Andrea Tapia

A Caretaker of Enthusiasm

Andrea Tapia has been with the College of IST for 22 years, but as dean, she’s just getting started. Here, she talks about leading IST into the AI frontier, being a sociologist in technology, and why she's bald.

by Mary Fetzer

Andrea Tapia was named permanent dean of the College of IST effective May 1, following a nine-month appointment as interim dean. She oversees all aspects of the college, including the pursuit of excellence and innovation in education and research; initiatives to attract and support students, faculty, and staff; an ongoing commitment to diversity, equity, inclusion, and belonging; and stewardship of the college’s financial resources.

An international scholar in crisis informatics, Tapia joined IST in 1999, was awarded tenure in 2010, and became a full professor in 2019. She has held numerous leadership roles in the college, including director of graduate programs, professor in charge of the social and organizational informatics research area, and associate dean for research.

What it means to be dean

Being dean means I am a caretaker of the enthusiasm of others. There are more than 3,000 undergraduate students, 400 graduate students, and 150 faculty and staff all questing after something: a degree, a research grant, a paycheck. They want to change the world, and it’s my job to knock down the blockages, grease the wheels, and open the doors so they can get it done.

Finding a place in IST

In 1999, our young, scrappy college created something new—something truly interdisciplinary—in response to unmet needs in the emerging field of information sciences and technology. And we’ve done it very well.

In most colleges or departments, you get like people working next to each other. Take sociologists, for example, where one is looking at race and ethnicity, another at socioeconomic status, a third at school systems—all often using the same set of sociological tools to solve different problems.

IST flipped that completely. We had one messy problem in the middle and brought in different people—each with their own tools—to attack that problem. Researchers from computer science, medicine, law, business, and the social sciences came together, contributing their unique skills and expertise to solve questions like, “How do we move medical records from paper to electronics?”

I brought sociology to that mix. There are thousands of sociologists out there, but very few of us are part of the sociology of technology. IST had a place for me. I joined others who were at the edge of their disciplines and, together, we created something new.

Growing the college through innovation and AI

IST is innovative in how we teach as well as what we teach. Our faculty members are sharing novel pedagogical approaches with other universities. Our amazing learning design team can fill a classroom with 500 students and keep them all deeply engaged. Strengths like these will help propel us into the next frontier: artificial intelligence.

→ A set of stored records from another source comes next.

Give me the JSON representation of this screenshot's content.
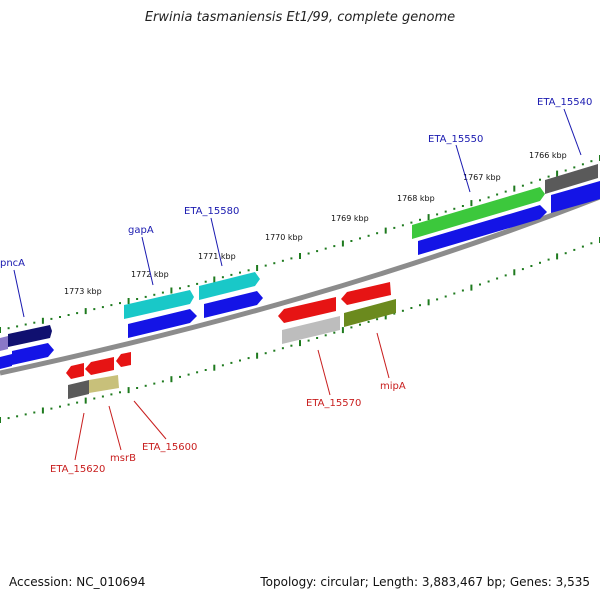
{
  "title": "Erwinia tasmaniensis Et1/99, complete genome",
  "footer": {
    "accession": "Accession: NC_010694",
    "topology": "Topology: circular; Length: 3,883,467 bp; Genes: 3,535"
  },
  "colors": {
    "backbone": "#8c8c8c",
    "ticks": "#1e7a1e",
    "forward_label": "#1a1ab0",
    "reverse_label": "#c81e1e"
  },
  "kbp_labels": [
    "1766 kbp",
    "1767 kbp",
    "1768 kbp",
    "1769 kbp",
    "1770 kbp",
    "1771 kbp",
    "1772 kbp",
    "1773 kbp"
  ],
  "gene_labels": {
    "forward": [
      "ETA_15540",
      "ETA_15550",
      "ETA_15580",
      "gapA",
      "pncA"
    ],
    "reverse": [
      "ETA_15570",
      "mipA",
      "ETA_15600",
      "msrB",
      "ETA_15620"
    ]
  },
  "features": {
    "forward_upper": [
      "dark-gray",
      "green",
      "cyan",
      "cyan",
      "navy",
      "light-blue"
    ],
    "forward_lower": [
      "blue",
      "blue",
      "blue",
      "blue",
      "blue"
    ],
    "reverse_upper": [
      "red",
      "red",
      "red",
      "red",
      "red"
    ],
    "reverse_lower": [
      "light-gray",
      "olive",
      "khaki",
      "dark-gray"
    ]
  }
}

Our college is leading Penn State in AI, developing programs and degrees that will generate an explosion of interest across the University. To maximize these efforts, we need managed growth, which takes on a new meaning within the University’s new budget environment. We can’t go wild, but we can’t stop growing.

A bald woman with tattooed head poses in an office in front of a bookshelf wearing a tan jacket and patterned shirt

“I hope students see me and realize that, in our college, everyone is welcome.”

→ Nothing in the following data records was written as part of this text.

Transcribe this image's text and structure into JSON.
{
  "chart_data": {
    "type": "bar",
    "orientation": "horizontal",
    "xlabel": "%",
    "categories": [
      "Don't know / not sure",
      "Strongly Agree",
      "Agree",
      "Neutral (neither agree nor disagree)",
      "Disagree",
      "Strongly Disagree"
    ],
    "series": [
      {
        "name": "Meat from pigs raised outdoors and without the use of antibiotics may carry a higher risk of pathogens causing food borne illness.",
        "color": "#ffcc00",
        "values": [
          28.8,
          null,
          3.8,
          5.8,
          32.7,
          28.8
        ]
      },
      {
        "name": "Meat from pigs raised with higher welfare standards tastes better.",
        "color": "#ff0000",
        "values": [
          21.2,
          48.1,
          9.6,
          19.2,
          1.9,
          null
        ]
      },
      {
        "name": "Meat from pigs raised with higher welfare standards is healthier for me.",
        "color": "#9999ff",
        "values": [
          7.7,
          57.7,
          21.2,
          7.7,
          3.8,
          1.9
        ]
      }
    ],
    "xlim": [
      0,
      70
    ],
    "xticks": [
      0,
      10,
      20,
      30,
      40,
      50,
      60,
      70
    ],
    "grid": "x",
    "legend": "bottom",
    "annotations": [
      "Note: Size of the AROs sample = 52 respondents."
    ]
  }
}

Becoming IST’s first female dean

I didn’t have female role models in computing. Now, I am one, and it is awesome. I want to continue to show students from all walks of life that they belong, that they can succeed.

Being a woman and a sociologist in computing has been really tough. I faced barriers to promotion and difficulties getting people to take me seriously. I’ve been told that I don’t fit and that my research doesn’t fit (“What’s the value of all that ‘people’ stuff anyway?”). The dynamic continues to be frustrating and I alone will not be the person to change it, but it has changed enough that I am now here. I'm honored to be in a role that may help to clear the path for future women leaders in the field.

A vibrant figure in and beyond IST, Dean Tapia combines infectious enthusiasm and a collaborative spirit with academic expertise to drive progress and manage change.

Acting as gamemaster

I play a lot of games and always have. It’s a culture. Dozens of people will convene at my house and play for three days straight. Tabletop games, role playing, dice, cards and more—all happening simultaneously.

In many ways, being in academia is like being a game master. It’s ludology. It’s designing an immersive experience for someone else. Providing some but not all the information so that the other person has to make a decision based on limited information, live with the consequences of that decision, and adapt. The perfect balance is designing a challenge that is not too hard but is challenging enough to be engaging. That’s writing a syllabus. Teaching a class.

And just as the gamers at my house can move from one thing to another, so can the people in IST. Our college is not made of immutable siloes. If a faculty member in the data sciences research area wants to try out human-computer interaction, they can! We are completely flexible in our structure, which says something about the way we think about ourselves.

Being bald

I have alopecia areata universalis, an autoimmune condition that caused me to lose all of the hair on my body. (You don’t realize how useful eyelashes are until you don’t have any.) After years of covering my baldness with wigs or headwraps, I tattooed my head. The decision was driven by people asking me how chemo was going or wanting to share their own cancer story. I didn’t want to minimize their concern or stories, but I also didn’t want to feign illness or feel like a fraud.

I’m not sick. I’m bald. I don’t need to hide that. I’ve gotten comfortable with being a hairless person and will walk around in the world as I am.